Do genetically modified crops increase food yield? Scientific answer: No.

Do genetically modified crops decrease pesticide use? Answer: No.


 

How would the New York Times answer the above two questions? Consider the following two headlines  of its large article on October 10, 2016:

Front Page Headline:

Doubts About the Promised Bounty of Genetically Modified Crops

Page 37 Headline:

Broken Promises of Genetically Modified Crops


 

Here is a direct quote from the Times article:

An analysis by The Times using United Nations data showed that the United States and Canada have gained no discernible advantage in yields — food per acre — when measured against Western Europe, a region with comparably modernized agricultural producers like France and Germany. Also, a recent National Academy of Sciences reportfound that “there was little evidence” that the introduction of genetically modified crops in the United States had led to yield gains beyond those seen in conventional crops.


 

Here is some more text from the Times Article:

European anger at the idea of fooling with nature has been far more sustained. In the last few years, the March Against Monsanto has drawn thousands of protesters in cities like Paris and Basel, Switzerland, and opposition to G.M. foods is a foundation of the Green political movement. Still, Europeans eat those foods when they buy imports from the United States and elsewhere.


 

Conclusion:

Genetically modified foods have been heavily promoted with false information.  


 

Designer Toxins.

Pesticides are toxic by design — weaponized versions, like sarin, were developed in Nazi Germany — and have been linked to developmental delays and cancer.

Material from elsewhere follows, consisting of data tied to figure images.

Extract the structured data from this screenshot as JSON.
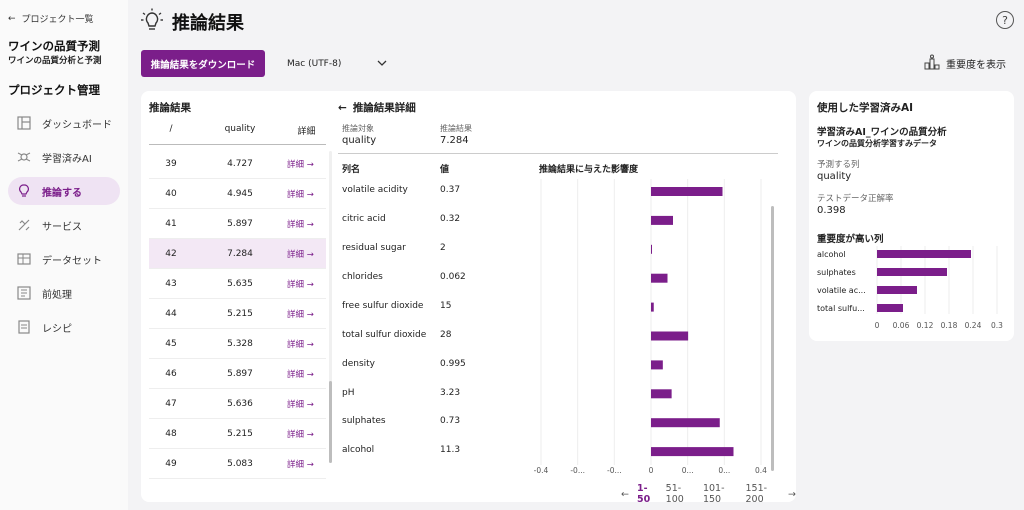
{
  "sidebar": {
    "back_label": "プロジェクト一覧",
    "project_title": "ワインの品質予測",
    "project_subtitle": "ワインの品質分析と予測",
    "section_title": "プロジェクト管理",
    "items": [
      {
        "label": "ダッシュボード",
        "icon": "dashboard-icon"
      },
      {
        "label": "学習済みAI",
        "icon": "model-icon"
      },
      {
        "label": "推論する",
        "icon": "lightbulb-icon",
        "active": true
      },
      {
        "label": "サービス",
        "icon": "service-icon"
      },
      {
        "label": "データセット",
        "icon": "dataset-icon"
      },
      {
        "label": "前処理",
        "icon": "preprocess-icon"
      },
      {
        "label": "レシピ",
        "icon": "recipe-icon"
      }
    ]
  },
  "header": {
    "title": "推論結果",
    "help_label": "?",
    "download_label": "推論結果をダウンロード",
    "encoding_value": "Mac (UTF-8)",
    "importance_label": "重要度を表示"
  },
  "results": {
    "title": "推論結果",
    "col_id": "/",
    "col_quality": "quality",
    "col_detail": "詳細",
    "detail_link": "詳細 →",
    "rows": [
      {
        "id": "39",
        "quality": "4.727"
      },
      {
        "id": "40",
        "quality": "4.945"
      },
      {
        "id": "41",
        "quality": "5.897"
      },
      {
        "id": "42",
        "quality": "7.284",
        "selected": true
      },
      {
        "id": "43",
        "quality": "5.635"
      },
      {
        "id": "44",
        "quality": "5.215"
      },
      {
        "id": "45",
        "quality": "5.328"
      },
      {
        "id": "46",
        "quality": "5.897"
      },
      {
        "id": "47",
        "quality": "5.636"
      },
      {
        "id": "48",
        "quality": "5.215"
      },
      {
        "id": "49",
        "quality": "5.083"
      }
    ]
  },
  "detail": {
    "title": "推論結果詳細",
    "target_label": "推論対象",
    "target_value": "quality",
    "result_label": "推論結果",
    "result_value": "7.284",
    "col_name": "列名",
    "col_value": "値",
    "col_influence": "推論結果に与えた影響度",
    "features": [
      {
        "name": "volatile acidity",
        "value": "0.37",
        "influence": 0.26
      },
      {
        "name": "citric acid",
        "value": "0.32",
        "influence": 0.08
      },
      {
        "name": "residual sugar",
        "value": "2",
        "influence": 0.003
      },
      {
        "name": "chlorides",
        "value": "0.062",
        "influence": 0.06
      },
      {
        "name": "free sulfur dioxide",
        "value": "15",
        "influence": 0.01
      },
      {
        "name": "total sulfur dioxide",
        "value": "28",
        "influence": 0.135
      },
      {
        "name": "density",
        "value": "0.995",
        "influence": 0.043
      },
      {
        "name": "pH",
        "value": "3.23",
        "influence": 0.075
      },
      {
        "name": "sulphates",
        "value": "0.73",
        "influence": 0.25
      },
      {
        "name": "alcohol",
        "value": "11.3",
        "influence": 0.3
      }
    ],
    "axis_ticks": [
      "-0.4",
      "-0...",
      "-0...",
      "0",
      "0...",
      "0...",
      "0.4"
    ],
    "xlim": [
      -0.4,
      0.4
    ]
  },
  "pager": {
    "prev": "←",
    "pages": [
      "1-50",
      "51-100",
      "101-150",
      "151-200"
    ],
    "next": "→"
  },
  "model_panel": {
    "title": "使用した学習済みAI",
    "model_name": "学習済みAI_ワインの品質分析",
    "model_sub": "ワインの品質分析学習すみデータ",
    "predict_label": "予測する列",
    "predict_value": "quality",
    "acc_label": "テストデータ正解率",
    "acc_value": "0.398",
    "importance_title": "重要度が高い列"
  },
  "chart_data": [
    {
      "type": "bar",
      "orientation": "horizontal",
      "categories": [
        "volatile acidity",
        "citric acid",
        "residual sugar",
        "chlorides",
        "free sulfur dioxide",
        "total sulfur dioxide",
        "density",
        "pH",
        "sulphates",
        "alcohol"
      ],
      "values": [
        0.26,
        0.08,
        0.003,
        0.06,
        0.01,
        0.135,
        0.043,
        0.075,
        0.25,
        0.3
      ],
      "title": "推論結果に与えた影響度",
      "xlim": [
        -0.4,
        0.4
      ],
      "color": "#7b1e8a"
    },
    {
      "type": "bar",
      "orientation": "horizontal",
      "categories": [
        "alcohol",
        "sulphates",
        "volatile ac...",
        "total sulfu..."
      ],
      "values": [
        0.235,
        0.175,
        0.1,
        0.065
      ],
      "title": "重要度が高い列",
      "xticks": [
        "0",
        "0.06",
        "0.12",
        "0.18",
        "0.24",
        "0.3"
      ],
      "xlim": [
        0,
        0.3
      ],
      "color": "#7b1e8a"
    }
  ]
}
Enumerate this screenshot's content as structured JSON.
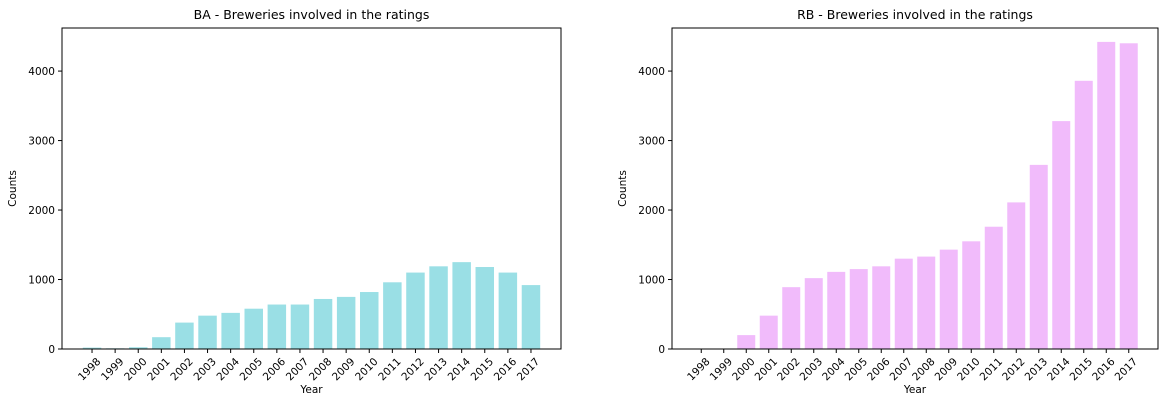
{
  "chart_data": [
    {
      "type": "bar",
      "title": "BA - Breweries involved in the ratings",
      "xlabel": "Year",
      "ylabel": "Counts",
      "categories": [
        "1998",
        "1999",
        "2000",
        "2001",
        "2002",
        "2003",
        "2004",
        "2005",
        "2006",
        "2007",
        "2008",
        "2009",
        "2010",
        "2011",
        "2012",
        "2013",
        "2014",
        "2015",
        "2016",
        "2017"
      ],
      "values": [
        20,
        10,
        25,
        170,
        380,
        480,
        520,
        580,
        640,
        640,
        720,
        750,
        820,
        960,
        1100,
        1190,
        1250,
        1180,
        1100,
        920
      ],
      "ylim": [
        0,
        4620
      ],
      "yticks": [
        0,
        1000,
        2000,
        3000,
        4000
      ],
      "color": "#9adfe5",
      "grid": false
    },
    {
      "type": "bar",
      "title": "RB - Breweries involved in the ratings",
      "xlabel": "Year",
      "ylabel": "Counts",
      "categories": [
        "1998",
        "1999",
        "2000",
        "2001",
        "2002",
        "2003",
        "2004",
        "2005",
        "2006",
        "2007",
        "2008",
        "2009",
        "2010",
        "2011",
        "2012",
        "2013",
        "2014",
        "2015",
        "2016",
        "2017"
      ],
      "values": [
        0,
        0,
        200,
        480,
        890,
        1020,
        1110,
        1150,
        1190,
        1300,
        1330,
        1430,
        1550,
        1760,
        2110,
        2650,
        3280,
        3860,
        4420,
        4400
      ],
      "ylim": [
        0,
        4620
      ],
      "yticks": [
        0,
        1000,
        2000,
        3000,
        4000
      ],
      "color": "#f1bbfb",
      "grid": false
    }
  ]
}
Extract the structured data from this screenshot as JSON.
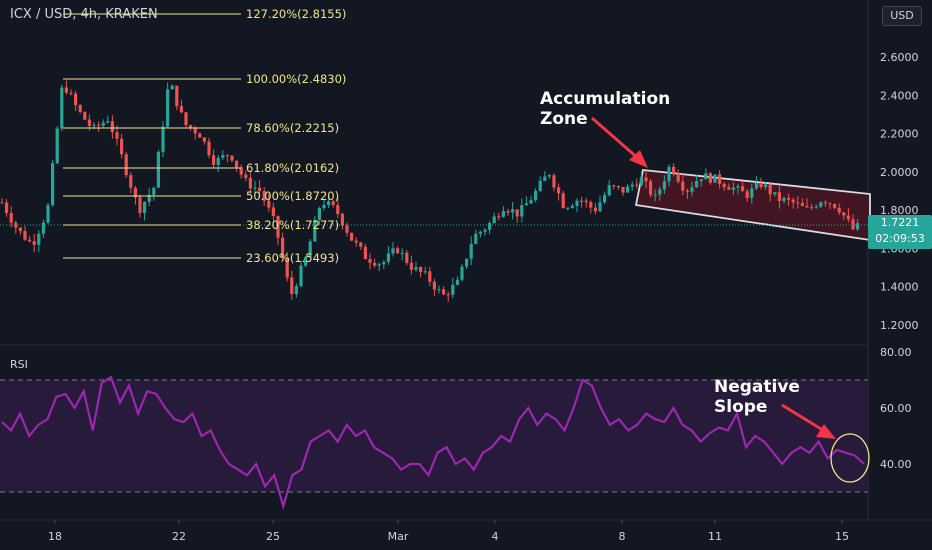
{
  "header": {
    "title": "ICX / USD, 4h, KRAKEN",
    "currency_button": "USD",
    "rsi_label": "RSI"
  },
  "annotations": {
    "accumulation": [
      "Accumulation",
      "Zone"
    ],
    "negative_slope": [
      "Negative",
      "Slope"
    ]
  },
  "price_marker": {
    "price": "1.7221",
    "countdown": "02:09:53"
  },
  "colors": {
    "background": "#131722",
    "up": "#26a69a",
    "down": "#ef5350",
    "fib": "#f0e68c",
    "rsi_line": "#9c27b0",
    "rsi_band": "#2a1b3d",
    "channel_fill": "#4a1522",
    "arrow": "#f23645",
    "text": "#d1d4dc"
  },
  "chart_data": [
    {
      "type": "candlestick",
      "title": "ICX / USD, 4h, KRAKEN",
      "x_ticks": [
        "18",
        "22",
        "25",
        "Mar",
        "4",
        "8",
        "11",
        "15"
      ],
      "y_ticks": [
        "1.2000",
        "1.4000",
        "1.6000",
        "1.8000",
        "2.0000",
        "2.2000",
        "2.4000",
        "2.6000"
      ],
      "ylim": [
        1.12,
        2.78
      ],
      "last_price": 1.7221,
      "fibonacci_levels": [
        {
          "label": "127.20%(2.8155)",
          "value": 2.8155
        },
        {
          "label": "100.00%(2.4830)",
          "value": 2.483
        },
        {
          "label": "78.60%(2.2215)",
          "value": 2.2215
        },
        {
          "label": "61.80%(2.0162)",
          "value": 2.0162
        },
        {
          "label": "50.00%(1.8720)",
          "value": 1.872
        },
        {
          "label": "38.20%(1.7277)",
          "value": 1.7277
        },
        {
          "label": "23.60%(1.5493)",
          "value": 1.5493
        }
      ],
      "channel": {
        "label": "Accumulation Zone",
        "upper": [
          [
            9.0,
            2.02
          ],
          [
            15.5,
            1.88
          ]
        ],
        "lower": [
          [
            9.0,
            1.82
          ],
          [
            15.5,
            1.66
          ]
        ]
      },
      "price_path": [
        [
          13.5,
          1.84
        ],
        [
          14.0,
          1.7
        ],
        [
          14.5,
          1.62
        ],
        [
          15.0,
          1.8
        ],
        [
          15.5,
          2.47
        ],
        [
          16.0,
          2.32
        ],
        [
          16.5,
          2.22
        ],
        [
          17.0,
          2.28
        ],
        [
          17.5,
          2.05
        ],
        [
          18.0,
          1.8
        ],
        [
          18.5,
          1.92
        ],
        [
          19.0,
          2.48
        ],
        [
          19.5,
          2.25
        ],
        [
          20.0,
          2.2
        ],
        [
          20.5,
          2.05
        ],
        [
          21.0,
          2.1
        ],
        [
          21.5,
          1.95
        ],
        [
          22.0,
          1.9
        ],
        [
          22.5,
          1.72
        ],
        [
          23.0,
          1.35
        ],
        [
          23.5,
          1.55
        ],
        [
          24.0,
          1.85
        ],
        [
          24.5,
          1.8
        ],
        [
          25.0,
          1.65
        ],
        [
          25.5,
          1.55
        ],
        [
          26.0,
          1.52
        ],
        [
          26.5,
          1.6
        ],
        [
          27.0,
          1.5
        ],
        [
          27.5,
          1.45
        ],
        [
          28.0,
          1.35
        ],
        [
          28.5,
          1.42
        ],
        [
          29.0,
          1.66
        ],
        [
          29.5,
          1.72
        ],
        [
          30.0,
          1.82
        ],
        [
          30.5,
          1.78
        ],
        [
          31.0,
          1.88
        ],
        [
          31.5,
          2.0
        ],
        [
          32.0,
          1.82
        ],
        [
          32.5,
          1.86
        ],
        [
          33.0,
          1.8
        ],
        [
          33.5,
          1.92
        ],
        [
          34.0,
          1.9
        ],
        [
          34.5,
          1.97
        ],
        [
          35.0,
          1.86
        ],
        [
          35.5,
          2.04
        ],
        [
          36.0,
          1.9
        ],
        [
          36.5,
          1.98
        ],
        [
          37.0,
          1.96
        ],
        [
          37.5,
          1.92
        ],
        [
          38.0,
          1.88
        ],
        [
          38.5,
          1.94
        ],
        [
          39.0,
          1.86
        ],
        [
          39.5,
          1.84
        ],
        [
          40.0,
          1.8
        ],
        [
          40.5,
          1.86
        ],
        [
          41.0,
          1.82
        ],
        [
          41.5,
          1.7
        ],
        [
          41.8,
          1.7221
        ]
      ]
    },
    {
      "type": "line",
      "title": "RSI",
      "y_ticks": [
        "40.00",
        "60.00",
        "80.00"
      ],
      "ylim": [
        27,
        83
      ],
      "bands": [
        70,
        30
      ],
      "annotation": "Negative Slope",
      "values": [
        55,
        52,
        58,
        50,
        54,
        56,
        64,
        65,
        60,
        66,
        52,
        69,
        71,
        62,
        68,
        58,
        66,
        65,
        60,
        56,
        55,
        58,
        50,
        52,
        45,
        40,
        38,
        36,
        40,
        32,
        36,
        25,
        36,
        38,
        48,
        50,
        52,
        48,
        54,
        50,
        52,
        46,
        44,
        42,
        38,
        40,
        40,
        36,
        44,
        46,
        40,
        42,
        38,
        44,
        46,
        50,
        48,
        56,
        60,
        54,
        58,
        56,
        52,
        60,
        70,
        68,
        60,
        54,
        56,
        52,
        54,
        58,
        56,
        55,
        60,
        54,
        52,
        48,
        51,
        53,
        52,
        58,
        46,
        50,
        48,
        44,
        40,
        44,
        46,
        44,
        48,
        42,
        45,
        44,
        43,
        40
      ]
    }
  ]
}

“These chemicals are largely unknown,” said David Bellinger, a professor at the Harvard University School of Public Health, whose research has attributed the loss of nearly 17 million I.Q. points among American children 5 years old and under to one class of insecticides. “We do natural experiments on a population,” he said, referring to exposure to chemicals in agriculture, “and wait until it shows up as bad.”